Here is code that solves your problem. This will work in Python 3.1 and newer.
from collections import Counter
import string
def filter_punctuation(s):
return ''.join(ch if ch not in string.punctuation else ' ' for ch in s)
def lower_case_words(f):
for line in f:
line = filter_punctuation(line)
for word in line.split():
yield word.lower()
def count_key(tup):
"""
key function to make a count dictionary sort into descending order
by count, then case-insensitive word order when counts are the same.
tup must be a tuple in the form: (word, count)
"""
word, count = tup
return (-count, word.lower())
dictionary = {}
fname = input("\nPlease enter a file name: ")
with open(fname, "rt") as f:
dictionary = Counter(lower_case_words(f))
print(sorted(dictionary.items(), key=count_key))
From your example I could see that you wanted punctuation stripped away. Since we are going to split the string on white space, I wrote a function that filters punctuation to white space.

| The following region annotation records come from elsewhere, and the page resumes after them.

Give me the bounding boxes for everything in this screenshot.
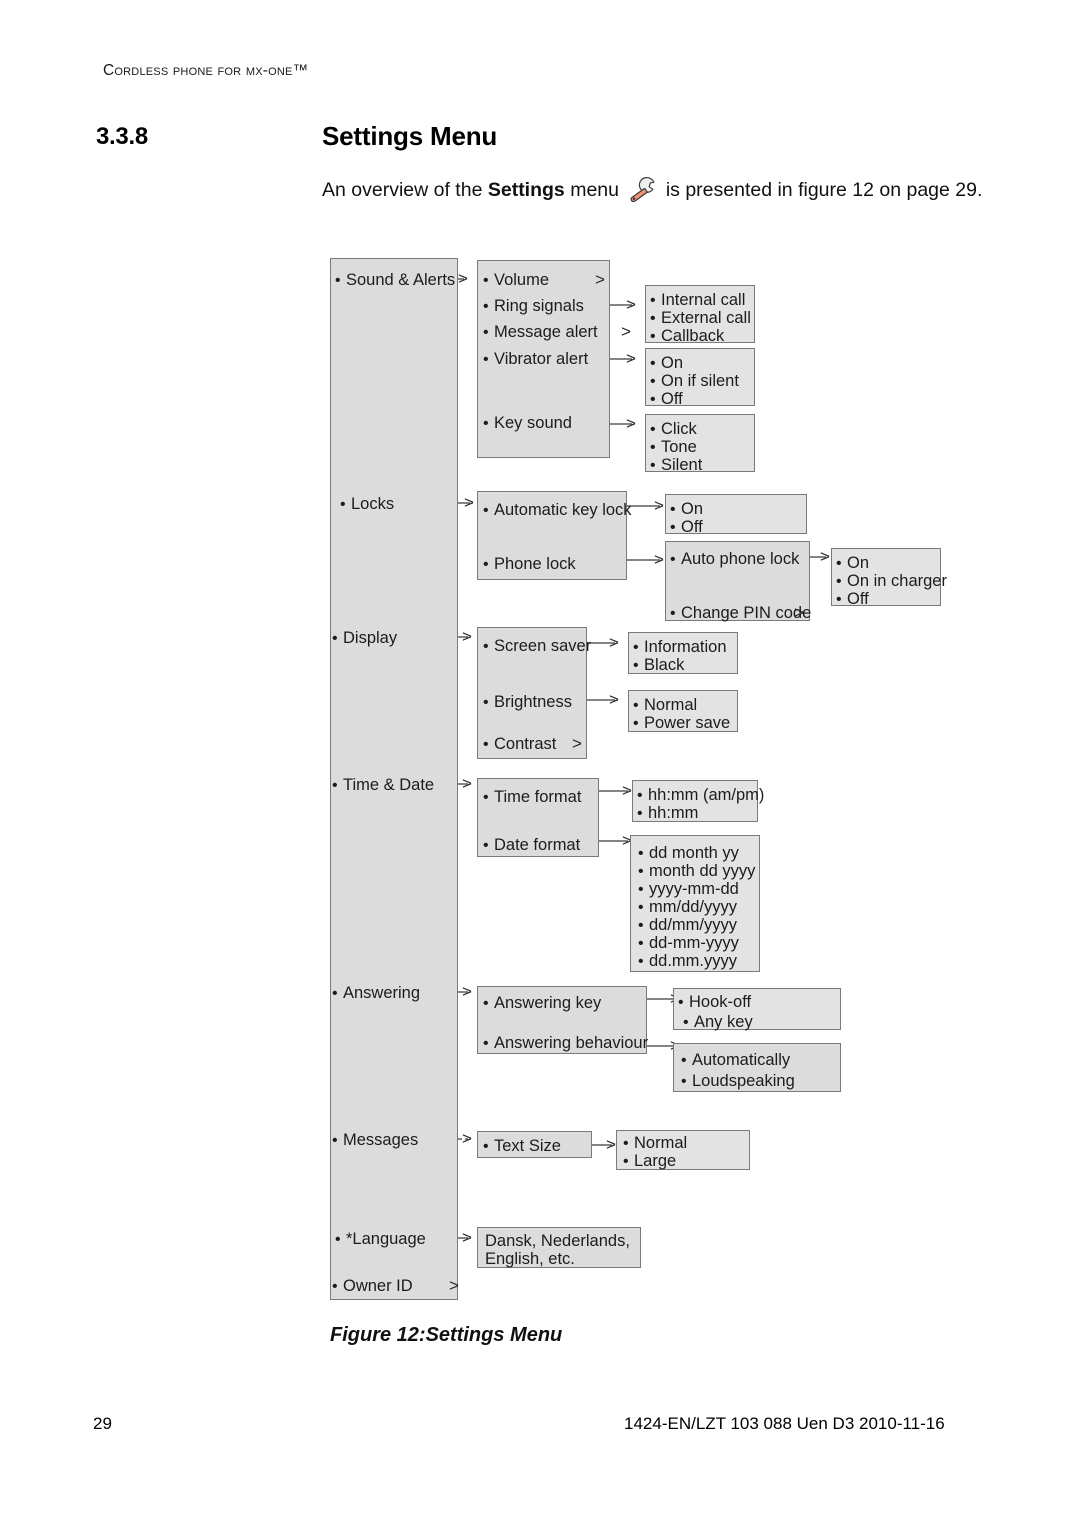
- submenu-caret-change-pin-code: >: [794, 603, 804, 622]
- connector-lines: [433, 278, 826, 1239]
- submenu-caret-message-alert: >: [621, 322, 631, 341]
- menu-item-answering[interactable]: Answering: [333, 983, 420, 1004]
- arrowhead-locks: >: [464, 493, 474, 512]
- options-time-format-box[interactable]: hh:mm (am/pm) hh:mm: [632, 780, 764, 824]
- arrowhead-sound-alerts: >: [458, 269, 468, 288]
- arrowhead-ring-signals: >: [626, 295, 636, 314]
- options-vibrator-alert-box[interactable]: On On if silent Off: [645, 348, 755, 408]
- submenu-item-change-pin-code[interactable]: Change PIN code: [671, 603, 811, 624]
- submenu-item-answering-key[interactable]: Answering key: [484, 993, 601, 1014]
- option-callback[interactable]: Callback: [651, 326, 724, 347]
- options-auto-phone-lock-box[interactable]: On On in charger Off: [831, 548, 947, 608]
- page-number: 29: [93, 1414, 112, 1433]
- option-automatically[interactable]: Automatically: [682, 1050, 790, 1071]
- submenu-caret-contrast: >: [572, 734, 582, 753]
- submenu-item-phone-lock[interactable]: Phone lock: [484, 554, 576, 575]
- arrowhead-key-sound: >: [626, 414, 636, 433]
- arrowhead-screen-saver: >: [609, 633, 619, 652]
- menu-item-locks[interactable]: Locks: [341, 494, 394, 515]
- submenu-item-vibrator-alert[interactable]: Vibrator alert: [484, 349, 588, 370]
- submenu-messages-box[interactable]: Text Size: [477, 1131, 592, 1158]
- option-apl-off[interactable]: Off: [837, 589, 869, 610]
- submenu-item-text-size[interactable]: Text Size: [484, 1136, 561, 1157]
- menu-item-sound-alerts[interactable]: Sound & Alerts: [336, 270, 455, 291]
- arrowhead-auto-key-lock: >: [654, 496, 664, 515]
- option-keylock-off[interactable]: Off: [671, 517, 703, 538]
- option-power-save[interactable]: Power save: [634, 713, 730, 734]
- arrowhead-answering: >: [462, 982, 472, 1001]
- arrowhead-time-format: >: [622, 781, 632, 800]
- options-automatic-key-lock-box[interactable]: On Off: [665, 494, 807, 536]
- options-answering-behaviour-box[interactable]: Automatically Loudspeaking: [673, 1043, 841, 1092]
- submenu-sound-alerts-box[interactable]: Volume > Ring signals Message alert > Vi…: [477, 260, 631, 458]
- submenu-item-volume[interactable]: Volume: [484, 270, 549, 291]
- arrowhead-display: >: [462, 627, 472, 646]
- options-language-box[interactable]: Dansk, Nederlands, English, etc.: [477, 1227, 641, 1268]
- submenu-item-screen-saver[interactable]: Screen saver: [484, 636, 591, 657]
- options-brightness-box[interactable]: Normal Power save: [628, 690, 738, 732]
- arrowhead-phone-lock: >: [654, 550, 664, 569]
- menu-level1-box[interactable]: Sound & Alerts Locks Display Time & Date…: [330, 258, 459, 1300]
- submenu-locks-box[interactable]: Automatic key lock Phone lock: [477, 491, 632, 580]
- options-answering-key-box[interactable]: Hook-off Any key: [673, 988, 841, 1033]
- submenu-item-automatic-key-lock[interactable]: Automatic key lock: [484, 500, 632, 521]
- option-vibrator-off[interactable]: Off: [651, 389, 683, 410]
- document-id: 1424-EN/LZT 103 088 Uen D3 2010-11-16: [624, 1414, 945, 1433]
- menu-item-messages[interactable]: Messages: [333, 1130, 418, 1151]
- option-language-line2[interactable]: English, etc.: [485, 1249, 575, 1270]
- option-hook-off[interactable]: Hook-off: [679, 992, 751, 1013]
- submenu-caret-owner-id: >: [449, 1276, 459, 1295]
- option-black[interactable]: Black: [634, 655, 684, 676]
- submenu-item-time-format[interactable]: Time format: [484, 787, 581, 808]
- option-time-hhmm[interactable]: hh:mm: [638, 803, 698, 824]
- menu-item-language[interactable]: *Language: [336, 1229, 426, 1250]
- menu-item-display[interactable]: Display: [333, 628, 397, 649]
- options-screen-saver-box[interactable]: Information Black: [628, 632, 738, 674]
- options-key-sound-box[interactable]: Click Tone Silent: [645, 414, 755, 474]
- figure-caption: Figure 12:Settings Menu: [330, 1324, 563, 1346]
- submenu-item-date-format[interactable]: Date format: [484, 835, 580, 856]
- submenu-item-key-sound[interactable]: Key sound: [484, 413, 572, 434]
- option-textsize-large[interactable]: Large: [624, 1151, 676, 1172]
- arrowhead-text-size: >: [606, 1135, 616, 1154]
- submenu-item-auto-phone-lock[interactable]: Auto phone lock: [671, 549, 799, 570]
- arrowhead-brightness: >: [609, 690, 619, 709]
- menu-item-owner-id[interactable]: Owner ID: [333, 1276, 413, 1297]
- options-ring-signals-box[interactable]: Internal call External call Callback: [645, 285, 755, 345]
- arrowhead-time-date: >: [462, 774, 472, 793]
- arrowhead-vibrator-alert: >: [626, 349, 636, 368]
- submenu-item-ring-signals[interactable]: Ring signals: [484, 296, 584, 317]
- arrowhead-messages: >: [462, 1129, 472, 1148]
- option-any-key[interactable]: Any key: [684, 1012, 753, 1033]
- options-text-size-box[interactable]: Normal Large: [616, 1130, 750, 1170]
- submenu-phone-lock-box[interactable]: Auto phone lock Change PIN code >: [665, 541, 811, 624]
- submenu-display-box[interactable]: Screen saver Brightness Contrast >: [477, 627, 591, 759]
- options-date-format-box[interactable]: dd month yy month dd yyyy yyyy-mm-dd mm/…: [630, 835, 760, 972]
- submenu-time-date-box[interactable]: Time format Date format: [477, 778, 599, 857]
- arrowhead-language: >: [462, 1228, 472, 1247]
- settings-menu-diagram: > > > > > > > > > > > > > > > > > > > > …: [0, 0, 1080, 1527]
- submenu-caret-volume: >: [595, 270, 605, 289]
- submenu-item-brightness[interactable]: Brightness: [484, 692, 572, 713]
- submenu-item-message-alert[interactable]: Message alert: [484, 322, 598, 343]
- menu-item-time-date[interactable]: Time & Date: [333, 775, 434, 796]
- submenu-answering-box[interactable]: Answering key Answering behaviour: [477, 986, 648, 1054]
- submenu-item-answering-behaviour[interactable]: Answering behaviour: [484, 1033, 648, 1054]
- option-loudspeaking[interactable]: Loudspeaking: [682, 1071, 795, 1092]
- option-date-dd-mm-yyyy-dot[interactable]: dd.mm.yyyy: [639, 951, 737, 972]
- arrowhead-auto-phone-lock: >: [820, 547, 830, 566]
- option-silent[interactable]: Silent: [651, 455, 702, 476]
- submenu-item-contrast[interactable]: Contrast: [484, 734, 556, 755]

That way, if you have a string like hello,world this will be split into the words hello and world when we split on white space.
The function lower_case_words() is a generator, and it reads an input file one line at a time and then yields up one word at a time from each line. This neatly puts our input processing into a tidy "black box" and later we can simply call Counter(lower_case_words(f)) and it does the right thing for us.
Of course you don't have to print the dictionary sorted, but I think it looks better this way. I made the sort order put the highest counts first, and where counts are equal, put the words in alphabetical order.
With your suggested input, this is the resulting output:
[('i', 2), ('you', 2), ('am', 1), ('are', 1)]
Because of the sorting it always prints in the above order.